If the Congress in its wisdom where to include coverage for eyeglasses, the decision should be taken with full realization of the cost. Perhaps one-half of the approximately 20 million insured would seek examination including determination of the refractive state in a year. The added cost of the refractive portion of that examination in the physician's office could be of the order of $40 million, of which medicare

36-662-70-pt. 4-14

would pay $32 million and the patients, $8 million. However, if eyeglasses were covered under medicare, the cost of medicare would rise sharply.

Virtually everyone over 65 years of age requires eyeglasses, almost invariably bifocal or trifocal lenses. Eyeglasses break. The refractive state changes. Eyeglasses must be replaced. No studies are available on the percentage of patients over 65 who obtain eyeglasses in a given year, but on the basis of available information it is estimated at about 50 percent.

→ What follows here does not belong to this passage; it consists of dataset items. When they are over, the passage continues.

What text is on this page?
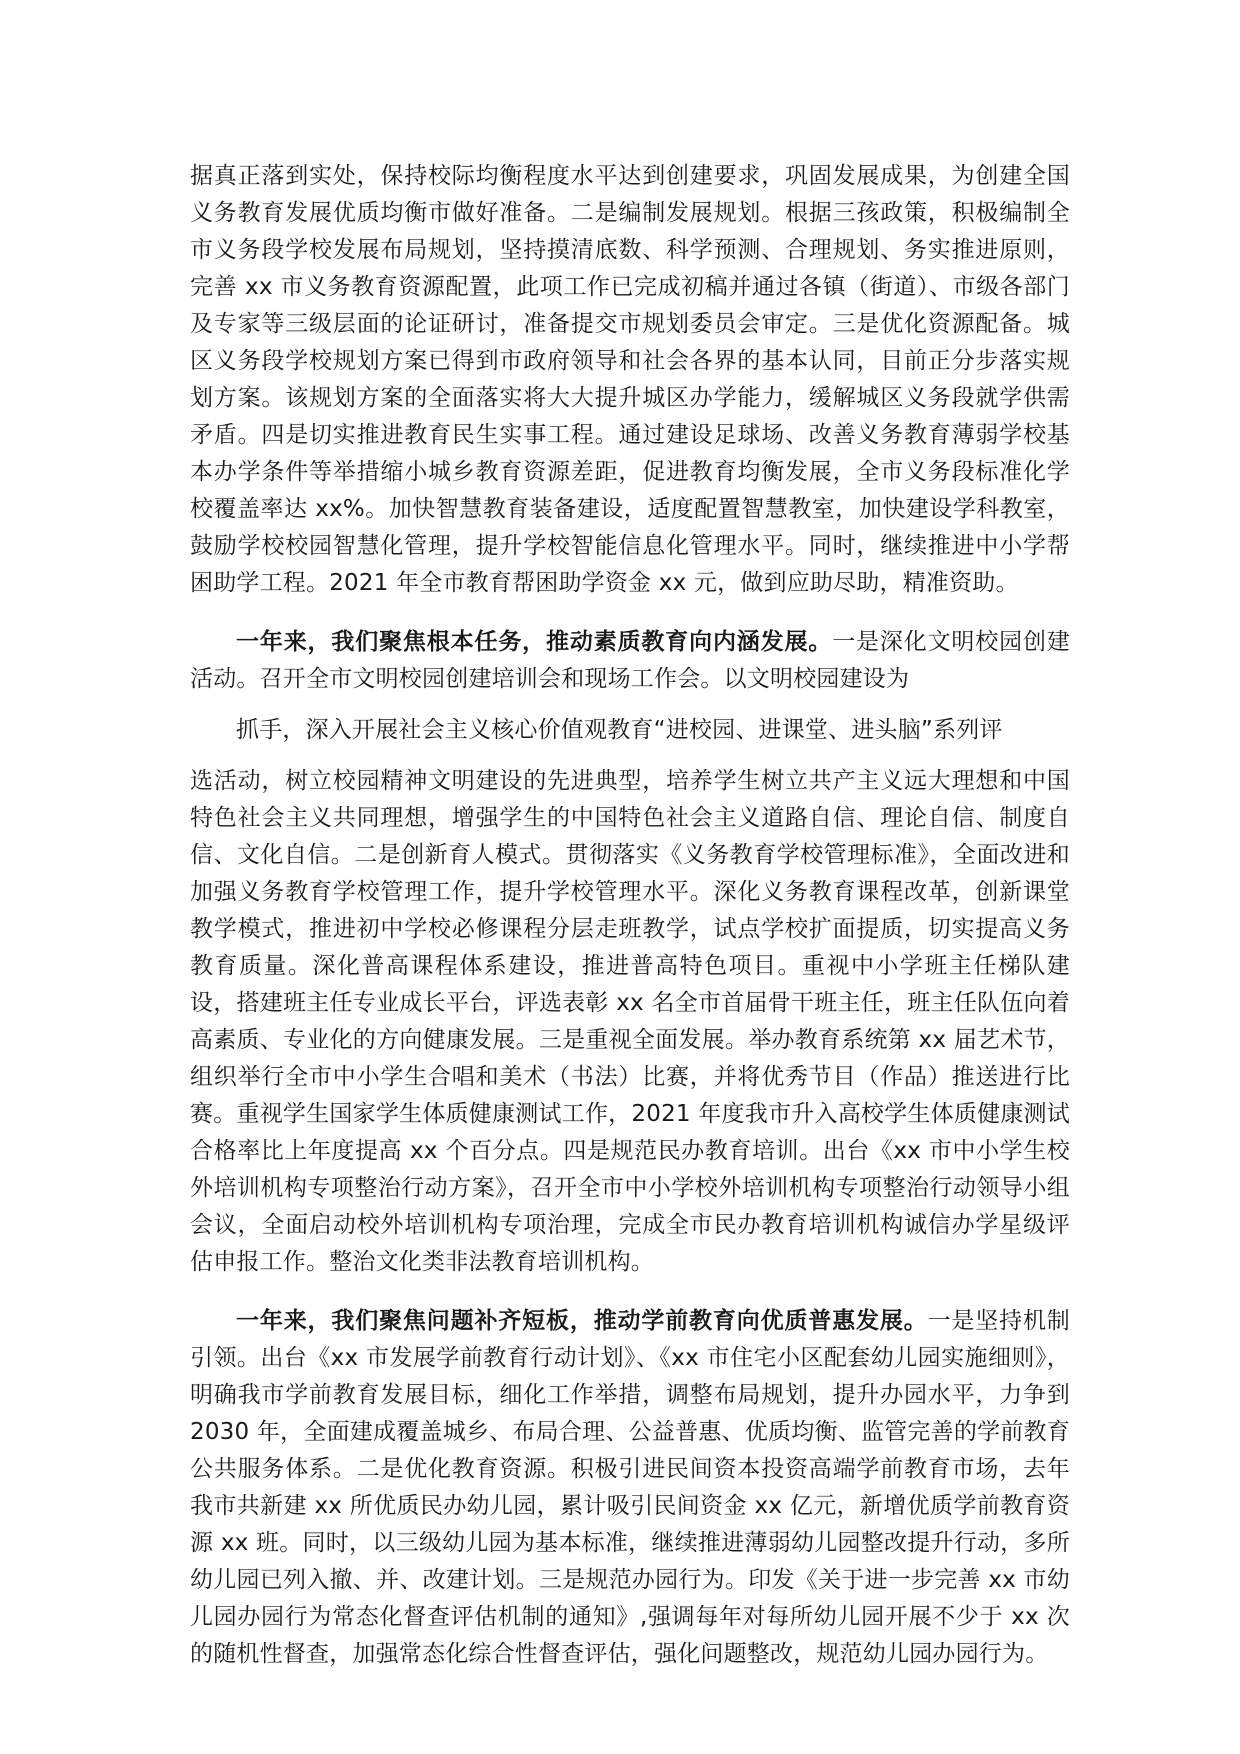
据真正落到实处，保持校际均衡程度水平达到创建要求，巩固发展成果，为创建全国义务教育发展优质均衡市做好准备。二是编制发展规划。根据三孩政策，积极编制全市义务段学校发展布局规划，坚持摸清底数、科学预测、合理规划、务实推进原则，完善 xx 市义务教育资源配置，此项工作已完成初稿并通过各镇（街道）、市级各部门及专家等三级层面的论证研讨，准备提交市规划委员会审定。三是优化资源配备。城区义务段学校规划方案已得到市政府领导和社会各界的基本认同，目前正分步落实规划方案。该规划方案的全面落实将大大提升城区办学能力，缓解城区义务段就学供需矛盾。四是切实推进教育民生实事工程。通过建设足球场、改善义务教育薄弱学校基本办学条件等举措缩小城乡教育资源差距，促进教育均衡发展，全市义务段标准化学校覆盖率达 xx%。加快智慧教育装备建设，适度配置智慧教室，加快建设学科教室，鼓励学校校园智慧化管理，提升学校智能信息化管理水平。同时，继续推进中小学帮困助学工程。2021 年全市教育帮困助学资金 xx 元，做到应助尽助，精准资助。

一年来，我们聚焦根本任务，推动素质教育向内涵发展。一是深化文明校园创建活动。召开全市文明校园创建培训会和现场工作会。以文明校园建设为
抓手，深入开展社会主义核心价值观教育“进校园、进课堂、进头脑”系列评
选活动，树立校园精神文明建设的先进典型，培养学生树立共产主义远大理想和中国特色社会主义共同理想，增强学生的中国特色社会主义道路自信、理论自信、制度自信、文化自信。二是创新育人模式。贯彻落实《义务教育学校管理标准》，全面改进和加强义务教育学校管理工作，提升学校管理水平。深化义务教育课程改革，创新课堂教学模式，推进初中学校必修课程分层走班教学，试点学校扩面提质，切实提高义务教育质量。深化普高课程体系建设，推进普高特色项目。重视中小学班主任梯队建设，搭建班主任专业成长平台，评选表彰 xx 名全市首届骨干班主任，班主任队伍向着高素质、专业化的方向健康发展。三是重视全面发展。举办教育系统第 xx 届艺术节，组织举行全市中小学生合唱和美术（书法）比赛，并将优秀节目（作品）推送进行比赛。重视学生国家学生体质健康测试工作，2021 年度我市升入高校学生体质健康测试合格率比上年度提高 xx 个百分点。四是规范民办教育培训。出台《xx 市中小学生校外培训机构专项整治行动方案》，召开全市中小学校外培训机构专项整治行动领导小组会议，全面启动校外培训机构专项治理，完成全市民办教育培训机构诚信办学星级评估申报工作。整治文化类非法教育培训机构。

一年来，我们聚焦问题补齐短板，推动学前教育向优质普惠发展。一是坚持机制引领。出台《xx 市发展学前教育行动计划》、《xx 市住宅小区配套幼儿园实施细则》，明确我市学前教育发展目标，细化工作举措，调整布局规划，提升办园水平，力争到 2030 年，全面建成覆盖城乡、布局合理、公益普惠、优质均衡、监管完善的学前教育公共服务体系。二是优化教育资源。积极引进民间资本投资高端学前教育市场，去年我市共新建 xx 所优质民办幼儿园，累计吸引民间资金 xx 亿元，新增优质学前教育资源 xx 班。同时，以三级幼儿园为基本标准，继续推进薄弱幼儿园整改提升行动，多所幼儿园已列入撤、并、改建计划。三是规范办园行为。印发《关于进一步完善 xx 市幼儿园办园行为常态化督查评估机制的通知》,强调每年对每所幼儿园开展不少于 xx 次的随机性督查，加强常态化综合性督查评估，强化问题整改，规范幼儿园办园行为。
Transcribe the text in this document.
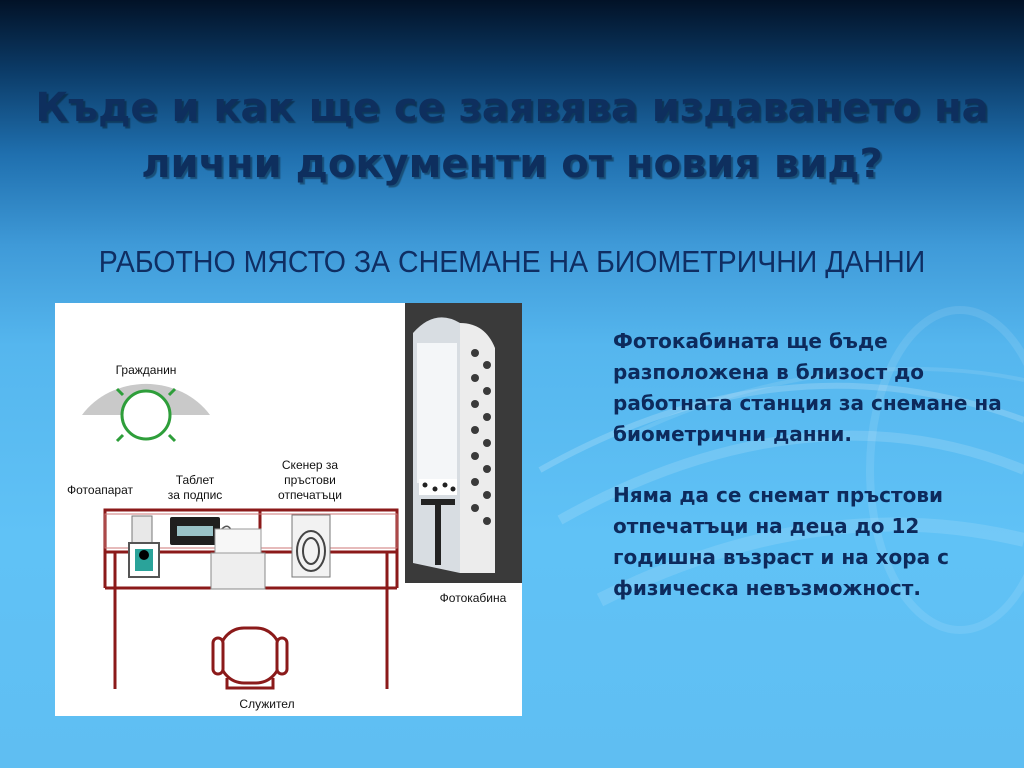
Къде и как ще се заявява издаването на лични документи от новия вид?
РАБОТНО МЯСТО ЗА СНЕМАНЕ НА БИОМЕТРИЧНИ ДАННИ
Гражданин
Фотоапарат
Таблет
за подпис
Скенер за
пръстови
отпечатъци
Служител
Фотокабина

Фотокабината ще бъде разположена в близост до работната станция за снемане на биометрични данни.

Няма да се снемат пръстови отпечатъци на деца до 12 годишна възраст и на хора с физическа невъзможност.
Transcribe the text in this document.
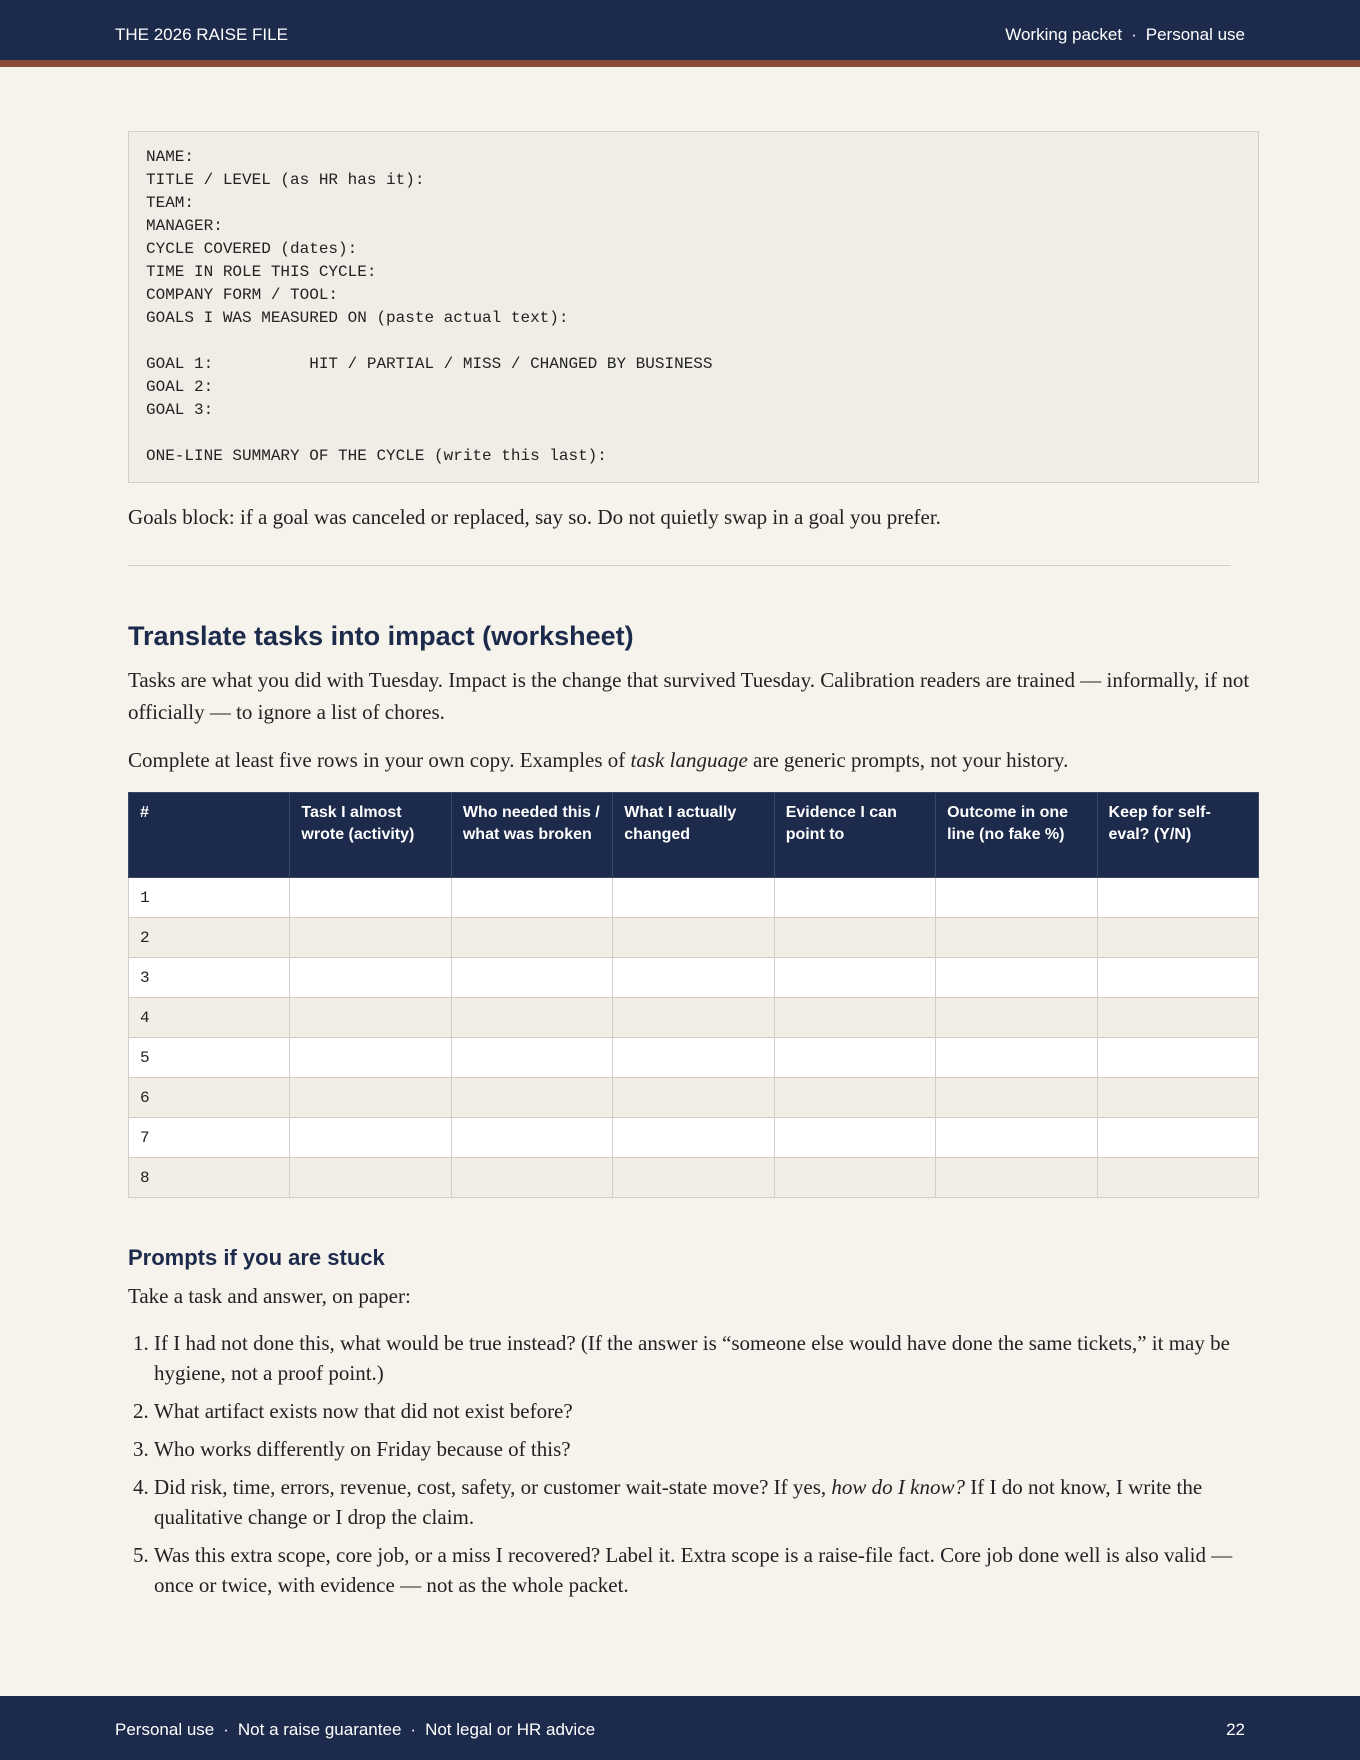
THE 2026 RAISE FILE	Working packet · Personal use
NAME:
TITLE / LEVEL (as HR has it):
TEAM:
MANAGER:
CYCLE COVERED (dates):
TIME IN ROLE THIS CYCLE:
COMPANY FORM / TOOL:
GOALS I WAS MEASURED ON (paste actual text):

GOAL 1:          HIT / PARTIAL / MISS / CHANGED BY BUSINESS
GOAL 2:
GOAL 3:

ONE-LINE SUMMARY OF THE CYCLE (write this last):

Goals block: if a goal was canceled or replaced, say so. Do not quietly swap in a goal you prefer.

Translate tasks into impact (worksheet)

Tasks are what you did with Tuesday. Impact is the change that survived Tuesday. Calibration readers are trained — informally, if not officially — to ignore a list of chores.

Complete at least five rows in your own copy. Examples of task language are generic prompts, not your history.

#	Task I almost wrote (activity)	Who needed this / what was broken	What I actually changed	Evidence I can point to	Outcome in one line (no fake %)	Keep for self-eval? (Y/N)
1						
2						
3						
4						
5						
6						
7						
8						
Prompts if you are stuck

Take a task and answer, on paper:

1. If I had not done this, what would be true instead? (If the answer is “someone else would have done the same tickets,” it may be hygiene, not a proof point.)
2. What artifact exists now that did not exist before?
3. Who works differently on Friday because of this?
4. Did risk, time, errors, revenue, cost, safety, or customer wait-state move? If yes, how do I know? If I do not know, I write the qualitative change or I drop the claim.
5. Was this extra scope, core job, or a miss I recovered? Label it. Extra scope is a raise-file fact. Core job done well is also valid — once or twice, with evidence — not as the whole packet.
Personal use · Not a raise guarantee · Not legal or HR advice	22
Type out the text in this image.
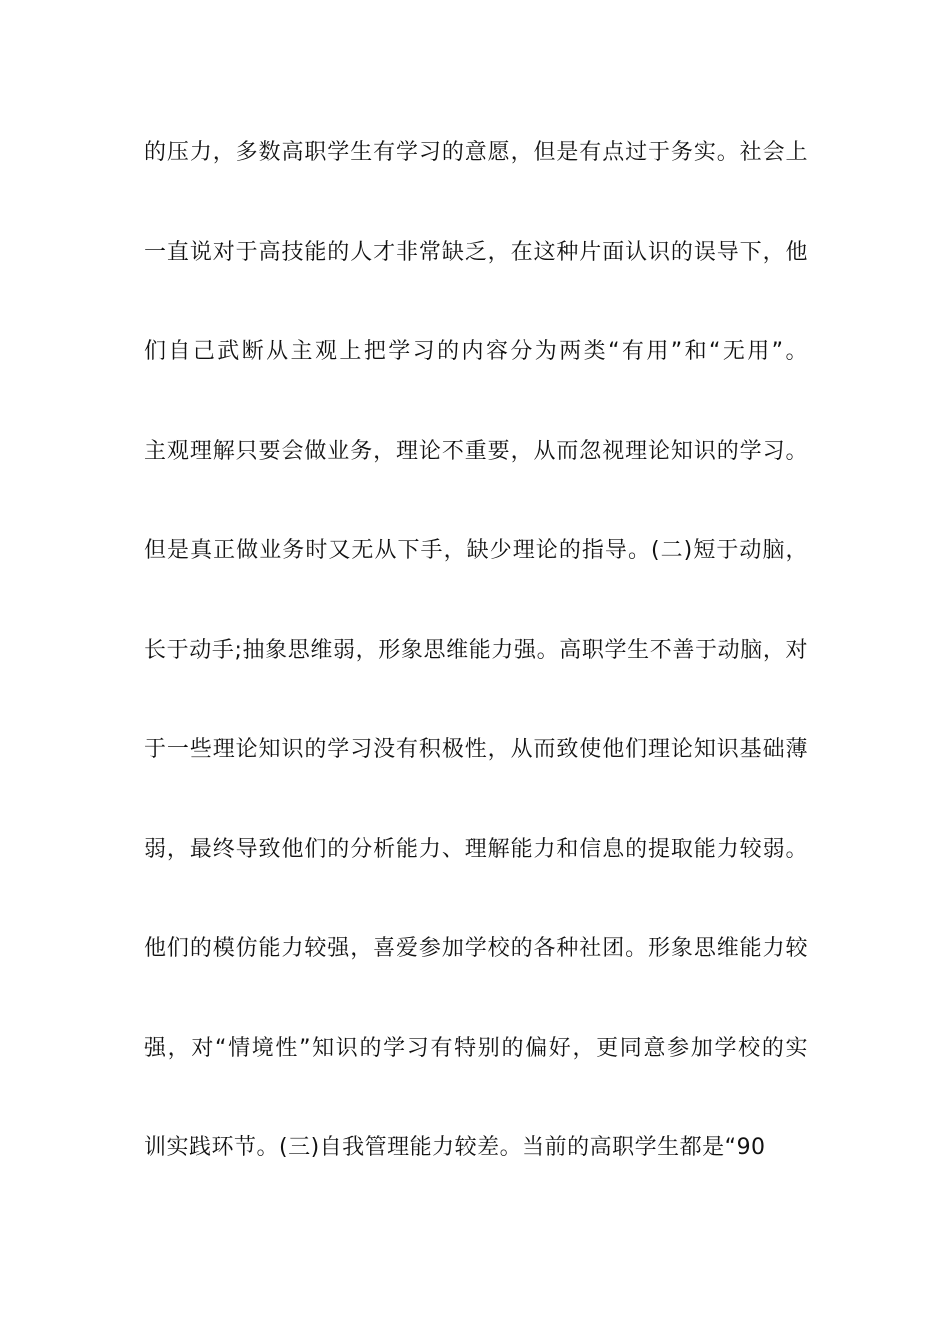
的压力，多数高职学生有学习的意愿，但是有点过于务实。社会上
一直说对于高技能的人才非常缺乏，在这种片面认识的误导下，他
们自己武断从主观上把学习的内容分为两类“有用”和“无用”。
主观理解只要会做业务，理论不重要，从而忽视理论知识的学习。
但是真正做业务时又无从下手，缺少理论的指导。(二)短于动脑，
长于动手;抽象思维弱，形象思维能力强。高职学生不善于动脑，对
于一些理论知识的学习没有积极性，从而致使他们理论知识基础薄
弱，最终导致他们的分析能力、理解能力和信息的提取能力较弱。
他们的模仿能力较强，喜爱参加学校的各种社团。形象思维能力较
强，对“情境性”知识的学习有特别的偏好，更同意参加学校的实
训实践环节。(三)自我管理能力较差。当前的高职学生都是“90
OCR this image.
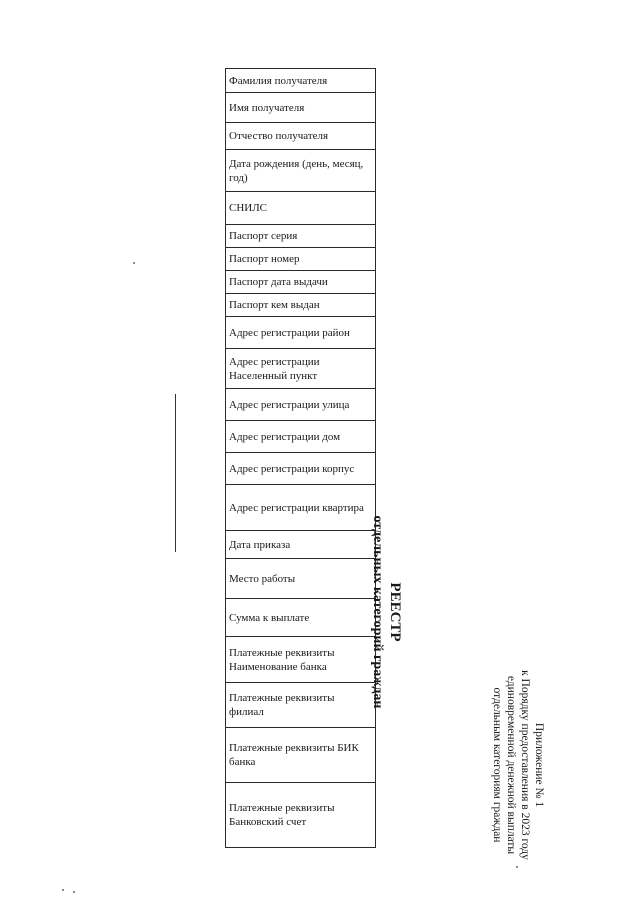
Фамилия получателя
Имя получателя
Отчество получателя
Дата рождения (день, месяц, год)
СНИЛС
Паспорт серия
Паспорт номер
Паспорт дата выдачи
Паспорт кем выдан
Адрес регистрации район
Адрес регистрации Населенный пункт
Адрес регистрации улица
Адрес регистрации дом
Адрес регистрации корпус
Адрес регистрации квартира
Дата приказа
Место работы
Сумма к выплате
Платежные реквизиты Наименование банка
Платежные реквизиты филиал
Платежные реквизиты БИК банка
Платежные реквизиты Банковский счет
РЕЕСТР
отдельных категорий граждан
Приложение № 1
к Порядку предоставления в 2023 году
единовременной денежной выплаты
отдельным категориям граждан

If one-half of the persons insured under medicare are examined and half of these utilize this proposed eyeglass coverage in a year, at an estimated average cost of $50 per patient for multifocal eyeglasses with safety lenses, the estimated cost of eyeglasses in the first 2 years would be $2 billion, of which medicare would pay 80 percent. This does not include the additional $40 million estimated above for physician services. This is that portion of the examination which presently is not paid for. If the refractive services were provided independently of the physician, the cost would be much higher. The benefits of insurance are gained substantially by spreading the cost over a population not all of whom will require reimbursement and by spreading the cost over a prolonged period of time. The need of the elderly for eyeglasses being virtually universal and the need being regularly recurrent, these customary insurance benefits are not derived. When such services are insured, administrative costs are added to the basic costs which none can escape.

If the elderly have virtually universal need for eyeglasses, they also have in most instances some evidence of ocular disease or ocular evidence of systematic disease. Dr. Dan. M. Gordon will present data on this subject.

Section 4 of H.R. 13155 and the provisions of H.R. 2367 would change the definition of "physician" to make that word include an additional group of nonphysicians, persons not licensed to practice medicine and surgery, who do prescribe eyeglasses. Thus coverage would be provided for nonmedical procedures for the purpose of prescribing eyeglasses, in addition to the existing coverage for diagnostic and treatment services of physicians.

Were the Congress desirous of providing coverage for the services of nonphysicians, this should be specifically stated, rather than introduce a confusing and artificial definition of the word "physician.” Such a dual coverage, however, would appear to offer a substitute for the services of the physician.

The then Secretary of Heath, Education, and Welfare, Mr. Wilbur Cohen, reported to the Congress on December 28, 1968, that such provision "would, to some extent, compromise the quality of care provided by medicare."

We suggest that even greater caution should be exercised in undertaking coverage for eyeglasses than coverage for prescription drugs. We recommend that the committee not approve H.R. 2367 and section of H.R. 13155 because their enactment in their present form would offer a new and lower quality of care.

We recommend that the committee not approve the remaining sections of H.R. 13155 unless it is indeed the intent of Congress that the Medicare program assume the enormous financial burden that the provision of eyeglasses would entail.